Ashley descend rapidement les escaliers, scrutant ses aines avec incompréhension jusqu'à ce que son regard se pose sur moi. Une moue boudeuse se dessine sur ses lèvres, me donnant encore plus envie de l'embrasser que d'ordinaire. Le rire de l'oncle Bruce me ramène toutefois à la réalité. Se risquer à des rêveries ici n'est peut-être pas la chose la plus intelligente que je puisse faire.
— Allez viens, on y va avant d'avoir droit à l'interrogatoire du commissaire Evans. A ce soir papa, à ce soir tonton Brucette !
— Brucette ?! Ho non Ashou ! Pas devant ton copain ! J'essayais d'avoir l'air effrayant ! Tu vas ruiner tout mes efforts !
— Tatie t'attend dans la cuisine. Plutôt que d'effrayer mon...ami, je te conseille d'aller dompter la dinde.
— Chérie ! Ne parle pas de ta tante comme ça voyons ! Lance monsieur Evans hilare.
— Les plaisanteries les plus courtes sont les meilleures papa, réplique Ashley en levant les yeux au ciel, à ce soir.
Sur ces mots, Ashley m'entraîne rapidement dehors et claque la porte derrière elle.

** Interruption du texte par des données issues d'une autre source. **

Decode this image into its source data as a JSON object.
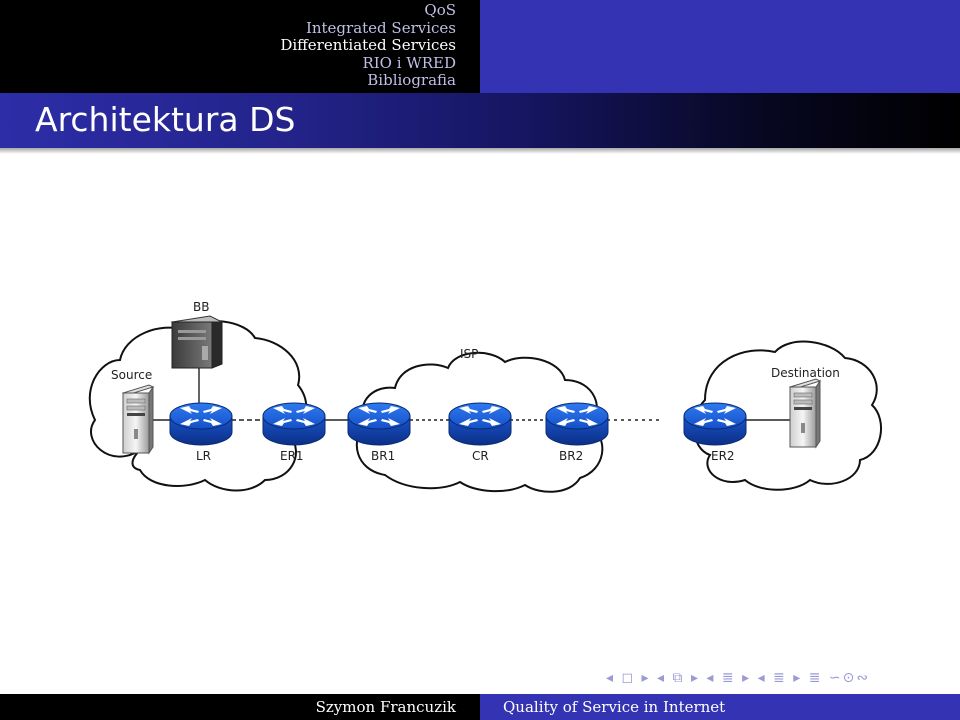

Je la regarde passer une main dans ses cheveux, visiblement gênée par la situation. Mais de mon côté, même si j'ai eu ma dose d'émotions fortes pour le mois, sitôt la porte refermée, j'ai déjà tout oublié. Mon regard s'attarde sur ses yeux qu'elle a légèrement habillé de noir, son cou délicieusement attirant.

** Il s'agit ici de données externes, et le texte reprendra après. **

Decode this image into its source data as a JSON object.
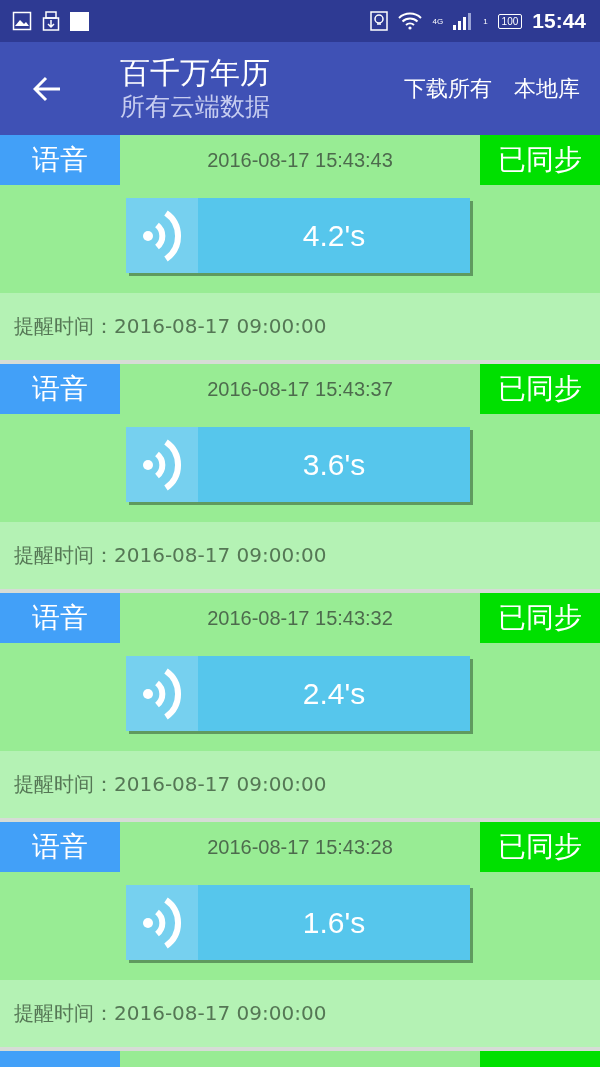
{
  "status_bar": {
    "network": "4G",
    "sim": "1",
    "battery": "100",
    "time": "15:44"
  },
  "app_bar": {
    "title": "百千万年历",
    "subtitle": "所有云端数据",
    "actions": [
      "下载所有",
      "本地库"
    ]
  },
  "records": [
    {
      "type_tag": "语音",
      "timestamp": "2016-08-17 15:43:43",
      "sync_status": "已同步",
      "duration": "4.2's",
      "reminder": "提醒时间：2016-08-17 09:00:00"
    },
    {
      "type_tag": "语音",
      "timestamp": "2016-08-17 15:43:37",
      "sync_status": "已同步",
      "duration": "3.6's",
      "reminder": "提醒时间：2016-08-17 09:00:00"
    },
    {
      "type_tag": "语音",
      "timestamp": "2016-08-17 15:43:32",
      "sync_status": "已同步",
      "duration": "2.4's",
      "reminder": "提醒时间：2016-08-17 09:00:00"
    },
    {
      "type_tag": "语音",
      "timestamp": "2016-08-17 15:43:28",
      "sync_status": "已同步",
      "duration": "1.6's",
      "reminder": "提醒时间：2016-08-17 09:00:00"
    }
  ]
}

— Je suis vraiment désolée pour tout ça, soupire-t-elle en me prenant la main, la prochaine fois je t'enverrai un message pour t'éviter d'avoir à subir tout ça, t'auras qu'à juste me faire sonner et j'arriverai.
— C'était une rencontre assez...atypique. Ne t'en fais pas pour ça. Allons-y avant d'être en retard.

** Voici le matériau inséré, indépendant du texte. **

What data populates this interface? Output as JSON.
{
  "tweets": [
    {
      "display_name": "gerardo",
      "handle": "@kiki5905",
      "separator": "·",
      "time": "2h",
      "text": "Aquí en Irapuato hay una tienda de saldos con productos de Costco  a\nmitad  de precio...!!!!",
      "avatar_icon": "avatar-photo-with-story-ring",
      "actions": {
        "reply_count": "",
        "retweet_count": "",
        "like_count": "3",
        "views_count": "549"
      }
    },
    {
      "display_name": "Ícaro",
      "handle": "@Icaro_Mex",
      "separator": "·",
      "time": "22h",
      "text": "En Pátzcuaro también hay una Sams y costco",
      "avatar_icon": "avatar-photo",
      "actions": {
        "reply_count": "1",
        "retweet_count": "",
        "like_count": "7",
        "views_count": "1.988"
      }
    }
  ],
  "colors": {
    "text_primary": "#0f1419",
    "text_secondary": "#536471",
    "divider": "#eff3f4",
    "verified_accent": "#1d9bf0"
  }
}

Elle m'adresse un sourire et je lui tends un casque. Quelques minutes après, nous quittons la rue, direction le lycée. Ashley se cramponne à moi avec force et je savoure cette proximité. Il faudrait que je pense à installer des micros dans les casques pour que nous puissions communiquer durant le trajet. Mais voudra-t-elle seulement remonter en moto avec moi ? Après tout, si elle a accepté, c'est parce qu'en un sens, je lui ai tendu un piège. Pourtant, je n'en suis pas désolé pour un sou. J'aimerai que cet instant dure éternellement. Malheureusement, j'aperçois déjà le parking du lycée et, bien que je sois tenté de continuer ma route sans jamais plus m'arrêter, je ralenti et me stoppe dans la première place libre que je trouve.